Au Québec, l'insémination artificielle est accessible pour ces femmes dans seulement trois cliniques, dont l'une se trouve à Québec et les deux autres à Montréal, soit Procrea et le Centre de fertilité de Montréal. Les comités d'éthique des autres cliniques refusent de traiter ces femmes. «Quelqu'un qui habite à Sherbrooke n'a pas accès à ce service», explique Mme Greenbaum, mais ce n'est pas le cas dans les autres provinces, comme l'Alberta ou le Nouveau-Brunswick. Avec cette législation, tout le monde devra suivre le pas.

John Fisher, du groupe Égale, rappelle qu'une cause impliquant un couple de lesbiennes s'étant vu refuser des services de fertilité en Colombie-Britannique a atterri devant les tribunaux il y a quelques années. Les femmes avaient gagné leur cause. Au cabinet de la ministre de la Santé, Anne McLellan, on insiste pour dire qu'on ne crée pas un nouveau droit avec le projet de loi, qu'on ne fait que «souligner un droit».
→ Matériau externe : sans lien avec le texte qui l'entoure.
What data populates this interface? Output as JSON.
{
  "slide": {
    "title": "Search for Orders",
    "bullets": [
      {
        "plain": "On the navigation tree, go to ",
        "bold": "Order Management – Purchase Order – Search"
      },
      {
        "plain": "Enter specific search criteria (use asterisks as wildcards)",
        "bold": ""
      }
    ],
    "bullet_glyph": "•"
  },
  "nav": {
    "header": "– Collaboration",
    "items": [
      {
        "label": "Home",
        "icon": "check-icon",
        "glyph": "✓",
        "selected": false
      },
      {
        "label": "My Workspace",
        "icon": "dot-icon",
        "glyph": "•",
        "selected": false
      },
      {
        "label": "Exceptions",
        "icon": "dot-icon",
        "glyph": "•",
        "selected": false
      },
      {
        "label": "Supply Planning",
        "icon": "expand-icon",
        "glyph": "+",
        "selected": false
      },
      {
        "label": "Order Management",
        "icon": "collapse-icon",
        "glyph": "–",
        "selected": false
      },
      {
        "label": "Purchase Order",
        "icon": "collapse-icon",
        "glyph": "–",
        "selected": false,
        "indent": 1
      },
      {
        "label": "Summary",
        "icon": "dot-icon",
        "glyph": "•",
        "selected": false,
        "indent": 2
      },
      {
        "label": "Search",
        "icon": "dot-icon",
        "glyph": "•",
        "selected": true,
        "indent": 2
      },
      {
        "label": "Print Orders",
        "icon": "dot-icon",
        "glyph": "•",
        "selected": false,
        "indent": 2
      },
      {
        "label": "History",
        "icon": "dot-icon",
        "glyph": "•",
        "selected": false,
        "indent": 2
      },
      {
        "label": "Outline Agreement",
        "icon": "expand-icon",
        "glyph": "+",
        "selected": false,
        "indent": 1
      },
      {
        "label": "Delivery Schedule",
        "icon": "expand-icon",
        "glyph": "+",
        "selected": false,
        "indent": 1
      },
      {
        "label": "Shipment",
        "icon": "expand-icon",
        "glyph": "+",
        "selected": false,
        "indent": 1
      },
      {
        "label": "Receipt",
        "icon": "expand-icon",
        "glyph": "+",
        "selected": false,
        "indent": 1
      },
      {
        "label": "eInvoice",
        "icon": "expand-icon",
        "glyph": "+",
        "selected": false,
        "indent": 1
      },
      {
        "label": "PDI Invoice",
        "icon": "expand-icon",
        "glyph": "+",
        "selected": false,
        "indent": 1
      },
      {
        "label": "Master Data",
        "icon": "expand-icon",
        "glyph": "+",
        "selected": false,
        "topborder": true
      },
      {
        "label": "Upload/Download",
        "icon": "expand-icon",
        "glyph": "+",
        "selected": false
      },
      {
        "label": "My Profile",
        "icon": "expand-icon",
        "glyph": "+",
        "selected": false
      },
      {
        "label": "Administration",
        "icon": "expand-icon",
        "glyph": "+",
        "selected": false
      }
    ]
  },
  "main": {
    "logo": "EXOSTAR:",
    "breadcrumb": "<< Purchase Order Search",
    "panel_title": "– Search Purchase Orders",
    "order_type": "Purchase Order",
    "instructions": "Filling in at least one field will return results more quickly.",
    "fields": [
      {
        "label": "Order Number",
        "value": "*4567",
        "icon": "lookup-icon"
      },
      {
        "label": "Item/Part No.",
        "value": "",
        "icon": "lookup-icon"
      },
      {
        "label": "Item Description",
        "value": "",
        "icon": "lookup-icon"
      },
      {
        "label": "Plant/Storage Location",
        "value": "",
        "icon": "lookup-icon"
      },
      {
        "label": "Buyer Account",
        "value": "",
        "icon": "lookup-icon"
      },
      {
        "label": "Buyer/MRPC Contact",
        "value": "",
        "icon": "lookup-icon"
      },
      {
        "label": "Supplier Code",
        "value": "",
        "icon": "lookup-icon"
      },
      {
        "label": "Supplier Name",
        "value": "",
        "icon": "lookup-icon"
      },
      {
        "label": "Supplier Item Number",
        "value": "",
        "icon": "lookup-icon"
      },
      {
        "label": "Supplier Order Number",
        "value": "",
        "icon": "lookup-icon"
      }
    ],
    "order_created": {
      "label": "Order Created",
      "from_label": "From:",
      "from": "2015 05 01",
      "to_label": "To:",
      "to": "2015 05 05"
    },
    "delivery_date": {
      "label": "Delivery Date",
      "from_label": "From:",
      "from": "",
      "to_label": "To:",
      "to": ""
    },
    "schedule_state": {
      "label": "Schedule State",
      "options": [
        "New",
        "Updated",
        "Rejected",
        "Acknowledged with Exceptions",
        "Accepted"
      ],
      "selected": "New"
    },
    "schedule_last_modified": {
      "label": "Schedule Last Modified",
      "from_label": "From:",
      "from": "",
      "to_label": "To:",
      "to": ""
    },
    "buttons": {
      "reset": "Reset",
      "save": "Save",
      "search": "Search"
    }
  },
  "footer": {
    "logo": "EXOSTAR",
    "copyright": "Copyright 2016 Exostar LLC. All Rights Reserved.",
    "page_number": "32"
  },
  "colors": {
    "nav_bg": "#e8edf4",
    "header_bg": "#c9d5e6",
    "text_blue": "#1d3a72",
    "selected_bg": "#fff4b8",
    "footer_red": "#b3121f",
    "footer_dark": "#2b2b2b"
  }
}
Le projet de loi d'Ottawa interdit 13 pratiques médicales, dont le clonage humain à des fins de reproduction et de recherche. De plus, il comprend une longue liste de pratiques qui seront réglementées, comme la recherche sur les cellules souches provenant d'embryons humains ou encore toutes les activités des cliniques de fertilité (qui ne sont pour l'instant soumises à aucune norme uniforme).

Le projet de loi fait face à une forte opposition, dont des mesures dilatoires de l'Alliance canadienne. Le gouvernement n'entend pas pour autant limiter les débats avant de tenir le vote final dans deux semaines. «Il ne sera pas nécessaire de mettre le bâillon, a indiqué en entrevue le leader en Chambre, Don Boudria. Le vote à l'étape du rapport [l'avant-dernier vote à la Chambre des communes], c'est là que ç'a été difficile. J'étais nerveux. Mais là, il n'y a plus de problème.»

M. Boudria indique toutefois que ce sera un vote de confiance et que tous les députés libéraux devront voter avec le gouvernement. Car certains d'entre eux sont opposés au projet de loi, en particulier les membres du «caucus pro-vie», avec le député Paul Szabo en tête. «L'Alliance canadienne, aidée par certains députés libéraux, veut en faire un débat pro-vie/pro-choix», soutient Réal Ménard. Judy Wasylycia-Leis, député néo-démocrate, abonde dans ce sens, mais les principaux intéressés s'en défendent bien. «Ce n'est pas à propos de l'avortement du tout», lance l'allianciste Rob Merrifield.

Le Bloc québécois, bien que d'accord avec le fond du projet de loi, votera contre puisqu'il y voit une série d'empiétements sur les compétences provinciales.

Le Nouveau Parti démocratique aussi s'y opposera, car il considère que le projet de loi ne va pas assez loin. Le NPD aurait notamment voulu inscrire dans la loi que le conseil d'administration de la future Agence canadienne de contrôle de la procréation assistée, qui sera responsable de toute la réglementation du domaine, soit formé majoritairement de femmes. Cet amendement a été refusé par la ministre.

On aurait aussi voulu au NPD interdire la présence de représentants de l'industrie pharmaceutique au conseil de l'Agence afin d'éviter tout conflit d'intérêts. Une demande également rejetée par le gouvernement.

L'Alliance canadienne demandait aussi cette protection et c'est une des raisons de son opposition au projet de loi.